In particular, locational awareness and deep integration with Google Now make Android Wear devices feel more like a standalone device — with its own purpose — than a sometimes awkward add-on for a smartwatch.
Samsung Smartwatch Review (Samsung Gear Live): Hey, This is the Samsung Gear 2 Neo…
The new Gear Live looks an awful like the second generation Samsung Gear smartwatch, something that could end up confusing consumers.
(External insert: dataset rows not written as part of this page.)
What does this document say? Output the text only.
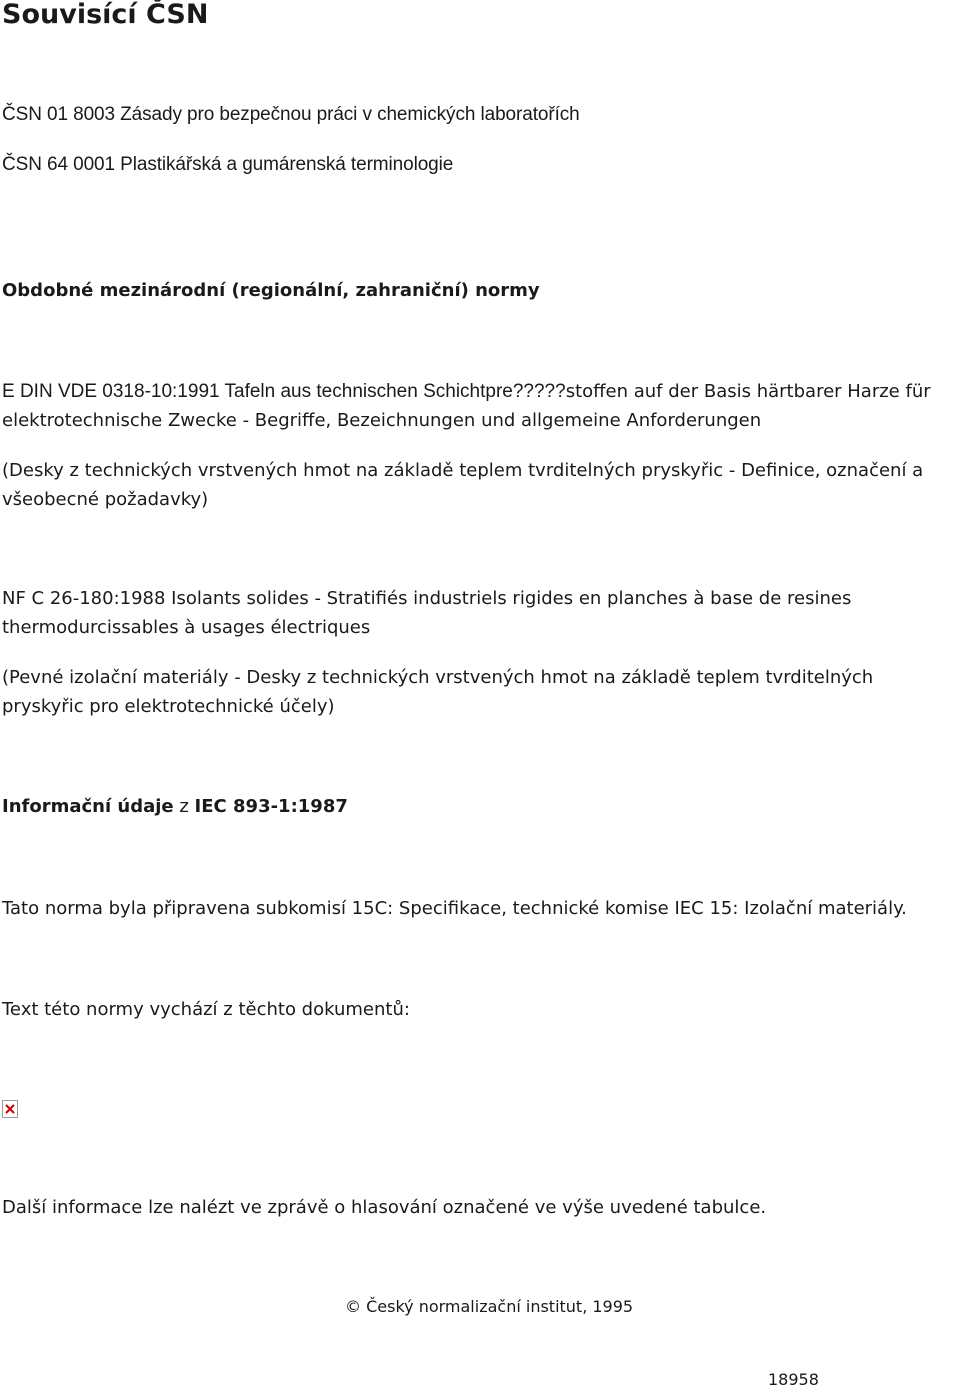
Souvisící ČSN

ČSN 01 8003 Zásady pro bezpečnou práci v chemických laboratořích

ČSN 64 0001 Plastikářská a gumárenská terminologie

Obdobné mezinárodní (regionální, zahraniční) normy

E DIN VDE 0318-10:1991 Tafeln aus technischen Schichtpre?????stoffen auf der Basis härtbarer Harze für elektrotechnische Zwecke - Begriffe, Bezeichnungen und allgemeine Anforderungen

(Desky z technických vrstvených hmot na základě teplem tvrditelných pryskyřic - Definice, označení a všeobecné požadavky)

NF C 26-180:1988 Isolants solides - Stratifiés industriels rigides en planches à base de resines thermodurcissables à usages électriques

(Pevné izolační materiály - Desky z technických vrstvených hmot na základě teplem tvrditelných pryskyřic pro elektrotechnické účely)

Informační údaje z IEC 893-1:1987

Tato norma byla připravena subkomisí 15C: Specifikace, technické komise IEC 15: Izolační materiály.

Text této normy vychází z těchto dokumentů:

Další informace lze nalézt ve zprávě o hlasování označené ve výše uvedené tabulce.

© Český normalizační institut, 1995
18958
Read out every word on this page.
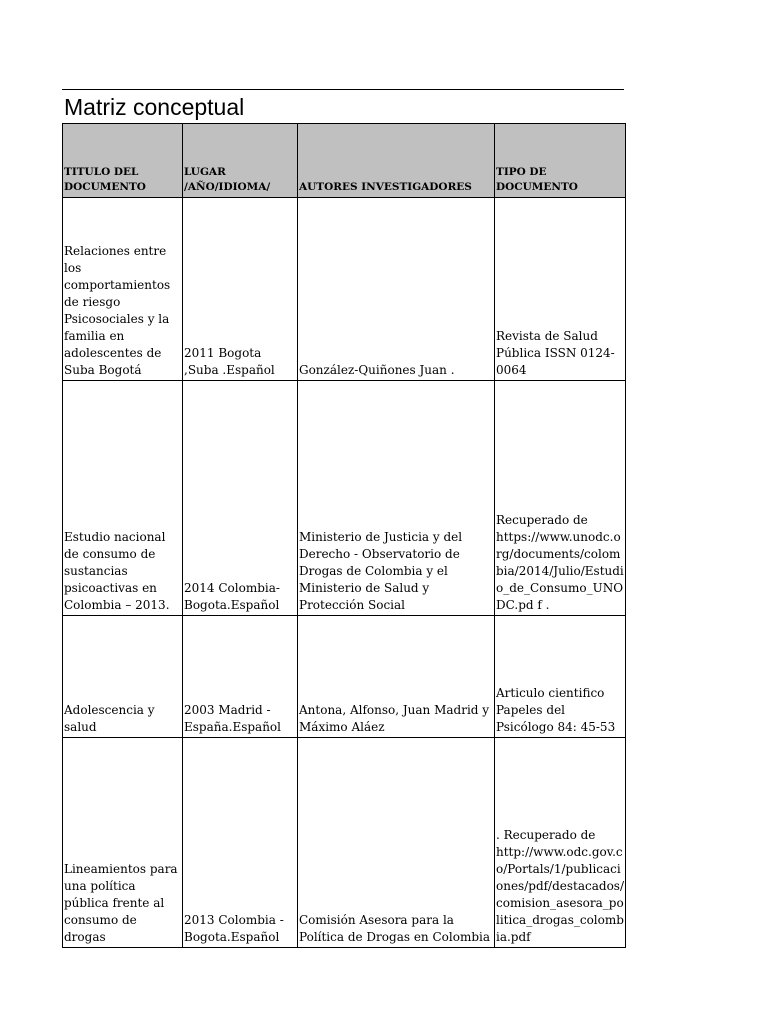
Matriz conceptual
TITULO DEL DOCUMENTO	LUGAR /AÑO/IDIOMA/	AUTORES INVESTIGADORES	TIPO DE DOCUMENTO
Relaciones entre los comportamientos de riesgo Psicosociales y la familia en adolescentes de Suba Bogotá	2011 Bogota ,Suba .Español	González-Quiñones Juan .	Revista de Salud Pública ISSN 0124-0064
Estudio nacional de consumo de sustancias psicoactivas en Colombia – 2013.	2014 Colombia-Bogota.Español	Ministerio de Justicia y del Derecho - Observatorio de Drogas de Colombia y el Ministerio de Salud y Protección Social	Recuperado de https://www.unodc.org/documents/colombia/2014/Julio/Estudio_de_Consumo_UNODC.pd f .
Adolescencia y salud	2003 Madrid -España.Español	Antona, Alfonso, Juan Madrid y Máximo Aláez	Articulo cientifico Papeles del Psicólogo 84: 45-53
Lineamientos para una política pública frente al consumo de drogas	2013 Colombia -Bogota.Español	Comisión Asesora para la Política de Drogas en Colombia	. Recuperado de http://www.odc.gov.co/Portals/1/publicaciones/pdf/destacados/ comision_asesora_politica_drogas_colombia.pdf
Just check out the photo showing the Gear Live (top) and Gear 2 Neo (bottom).
The two devices look similar, but the Gear 2 Neo runs Samsung’s own Tizen operating system instead of Android Wear and offers features like an IR Blaster (a TV remote control) that the Gear Live Samsung smartwatch lacks. The Gear 2 is slightly chunkier than the Gear 2 Neo or Samsung Gear Live smart watch, but also includes a built-in camera.
Anyone pumped up about Android Wear’s UI and capabilities will find that if they accidentally buy the Samsung Gear 2 smart watch (or Gear 2 Neo) instead, there will be no Android Wear to be seen.
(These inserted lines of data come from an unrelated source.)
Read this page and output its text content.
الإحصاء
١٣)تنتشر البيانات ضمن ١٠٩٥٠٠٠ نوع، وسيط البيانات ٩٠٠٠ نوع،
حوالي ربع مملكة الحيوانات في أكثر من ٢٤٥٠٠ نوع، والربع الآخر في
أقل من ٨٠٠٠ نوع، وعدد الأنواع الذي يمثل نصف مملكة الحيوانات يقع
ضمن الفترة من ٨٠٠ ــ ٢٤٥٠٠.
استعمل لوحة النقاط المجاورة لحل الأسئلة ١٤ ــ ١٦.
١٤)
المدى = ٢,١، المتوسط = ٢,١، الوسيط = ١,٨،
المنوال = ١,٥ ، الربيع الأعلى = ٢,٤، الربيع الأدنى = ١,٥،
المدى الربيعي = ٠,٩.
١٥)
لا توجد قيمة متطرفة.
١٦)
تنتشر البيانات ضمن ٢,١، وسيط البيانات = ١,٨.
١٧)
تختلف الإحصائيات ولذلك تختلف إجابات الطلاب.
On the plus side, the Gear Live clearly shares components and design cues that Samsung has been honing through several generations of wearables, including a big, bright and crisp 1.63-inch Super AMOLED display. Reusing these on the new Gear Live smartwatch is not a bad thing.
Samsung Smartwatch Review (Samsung Gear Live): Specs
- 1.63-inch Super AMOLED display (320 x 320 resolution)
- 1.2 GHz CPU (See note)
- 512 MB RAM, 4GB storage
- 300 mAh Li-ion battery rated for all-day use
- Bluetooth 4.0 (LE)
- Accelerometer, gyroscope, compass, heart rate monitor
- 2.12 oz
- MSRP $199
Note: The company is not saying anything other than “1.2 GHz” but the CPU in the new Samsung Gear Live is expected to be the same 1.2GHz Qualcomm (QCOM) Snapdragon 400 found in the LG G Watch.
Samsung Smartwatch Review (Samsung Gear LIve): Conclusion
This latest Samsung smartwatch is going to force you to make some choices.
First, do you prefer Tizen or Android Wear as a wearable OS platform? If you said Tizen, then you’ll want one of the earlier Samsung smartwatch releases — the Gear 2, Gear 2 Neo (or you could pick up an original Galaxy Gear at a discount and upgrade it to Tizen).
If you prefer Android Wear, then it’s the Samsung Gear Live or LG G Watch, at least for the moment.
If price is a concern, then the Samsung Gear 2 Neo and Gear Live smartwatch are both $199, while the G Watch lists at $229 and the Gear 2 is $299.
And if you simply like the look of the Samsung smartwatch, you’d better go back to step one and decide on a platform because visually, the Gear 2/Gear 2 Neo and new Samsung Gear Live look very similar.
Finally, with an Apple (AAPL) iWatch (or will it be the iTime?) expected to be unveiled in time for the holiday shopping season, it may be worth waiting a few more months to get a better view of the smartwatch picture before committing $200 to a Samsung smartwatch.
As of this writing, Robert Martin did not hold a position in any of the aforementioned securities.